PANDEMIA

Sem um bom computador e uma mesa de trabalho apropriada, a advogada Luisa Brasil passou por momentos de incômodo no início da pandemia. Como muitos trabalhadores mundo afora, ela aderiu ao trabalho remoto, mas acabou percebendo que não se tratava apenas de uma simples mudança de “escritório”. “Nesse início tive muita dificuldade em entender os limites: onde começava e terminava o trabalho, as tarefas domésticas, o lazer, os momentos com o meu marido”, relembra.

Uma pesquisa realizada pela empresa Workana revelou o tamanho do problema pelos quais os funcionários estão passando. Segundo o levantamento, que entrevistou 2.810 funcionários em países das Américas e Europa – Brasil incluso –, 43,7% das pessoas disseram que o home office resultou em impactos psicológicos.

As mulheres, segundo a pesquisa, são as mais afetadas: 28% delas foram acometidas por ansiedade, enquanto entre os homens a taxa ficou em 8,33%. A cientista social Rafaella Reinhardt está representada pela estatística. Desde o início da pandemia, a mudança para trabalho remoto lhe rendeu instabilidades emocionais, que resultaram na necessidade de maior frequência no terapeuta.

 
“Tenho uma relação de amor e ódio com o home office. É muito prático, o trabalho presencial consome tempo com locomoção, mas o senso de imediatismo me impactou muito. É uma jornada eterna, você não desliga do trabalho”, reclama Rafaella.

Tantas mudanças na forma de lidar com as demandas de trabalho acabaram influenciando seu humor. “Isso tem me deixado mais ansiosa, e somatizei, passei mal, tive insônia mais do que o normal, tenho ficado mais cansada. Tem sido desafiador”, relata.

Outra reclamação constante têm sido dificuldades de concentração, especialmente no público feminino. Entre elas, 24% das entrevistadas relataram o efeito colateral, um pouco menos do que os 17,71% dos homens que responderam o mesmo. A advogada Luisa ratifica o que foi detectado na pesquisa. “Passei a demorar muito para executar tarefas simples”, afirma.

Tudo misturado

Os profissionais que buscam compreender as mudanças pelas quais passa o mundo do trabalho alertam que esse impacto na saúde mental não é fruto somente da mudança para o trabalho remoto, em um ambiente onde a separação entre o trabalho e a vida íntima não fica tão evidente.

A própria existência de uma pandemia tão grave como a que vivemos tem causado sérios danos. “A Covid veio acelerar isso”, resume Eliane Ramos, presidente da Associação Brasileira de Recursos Humanos (ABRH-MG). Segundo ela, 30% dos trabalhadores estão sofrendo com esgotamento profissional no país.

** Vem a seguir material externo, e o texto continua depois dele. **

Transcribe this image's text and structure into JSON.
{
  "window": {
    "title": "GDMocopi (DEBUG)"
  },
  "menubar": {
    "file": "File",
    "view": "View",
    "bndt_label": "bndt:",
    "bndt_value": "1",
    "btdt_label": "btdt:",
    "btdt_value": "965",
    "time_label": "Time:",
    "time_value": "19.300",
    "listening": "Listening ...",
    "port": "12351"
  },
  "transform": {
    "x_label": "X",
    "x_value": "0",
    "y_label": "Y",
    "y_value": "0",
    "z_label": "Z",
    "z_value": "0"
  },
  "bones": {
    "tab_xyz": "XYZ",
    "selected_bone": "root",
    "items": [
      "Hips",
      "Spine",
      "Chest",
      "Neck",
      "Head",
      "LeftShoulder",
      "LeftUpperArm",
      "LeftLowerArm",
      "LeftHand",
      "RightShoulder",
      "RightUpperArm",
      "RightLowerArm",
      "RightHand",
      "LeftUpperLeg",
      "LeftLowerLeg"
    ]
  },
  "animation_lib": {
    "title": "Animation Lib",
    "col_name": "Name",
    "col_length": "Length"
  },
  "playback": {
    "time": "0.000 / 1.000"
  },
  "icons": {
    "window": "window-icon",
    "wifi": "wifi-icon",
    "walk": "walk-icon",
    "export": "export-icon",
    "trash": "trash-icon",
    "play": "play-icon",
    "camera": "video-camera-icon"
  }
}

Exatamente esse somatório de novidades causado pela adesão ao trabalho remoto, junto de uma pandemia letal, é que tem desafiado o novo padrão corporativo. Com o avançar dos meses da pandemia, no entanto, alguns profissionais já demonstram melhor adaptação, como explica a advogada Luisa.

“Acredito que esse impacto na concentração não foi apenas em função do trabalho remoto, mas de um contexto maior de ansiedade com a própria pandemia. Mas, após um tempo trabalhando nesse regime, consegui me organizar melhor e hoje acho que está funcionando muito bem pra mim”, afirma ela.

Empresas tentam minimizar impactos

Quem já vivencia o home office há mais tempo defende que a adaptação é apenas questão de tempo. O arquiteto Matheus Correa trabalha remotamente há quatro anos e garante que as vantagens são muitas. “Só de não gastar um tempão de deslocamento até a empresa já é uma motivação para vencer a ansiedade que o home office pode causar no início, enquanto ele se adapta”, acredita.

Se os funcionários apresentam dificuldades no trabalho remoto, isso impacta o rendimento das equipes, e por isso as empresas estão preocupadas em minimizar esses reflexos na saúde mental de seus colaboradores. Uma das alternativas tem sido criar relações mais humanizadas, conforme explica Daniel Schwebel, da Workana no Brasil. “Isso será fundamental daqui pra frente, independente de estar trabalhando de casa ou no escritório. A relação entre empresas e funcionários tem que ser humanizada, e muitos líderes já perceberam isso. Segundo o relatório da Workana, no pós-pandemia, 28,6% das empresas vão ter ações voltadas à flexibilidade de horários para que as pessoas tenham equilíbrio entre vida pessoal e profissional”.

A falta de clareza na comunicação foi apontada por 11,8% dos entrevistados e é outro ruído comum na relação de trabalho remoto. Para Eliane Ramos, líderes solidários com suas equipes são os que vão se destacar. “Vivemos a era empática, então a escuta ativa é superimportante. Um líder tem que ajudar as pessoas a serem melhores”, sugere.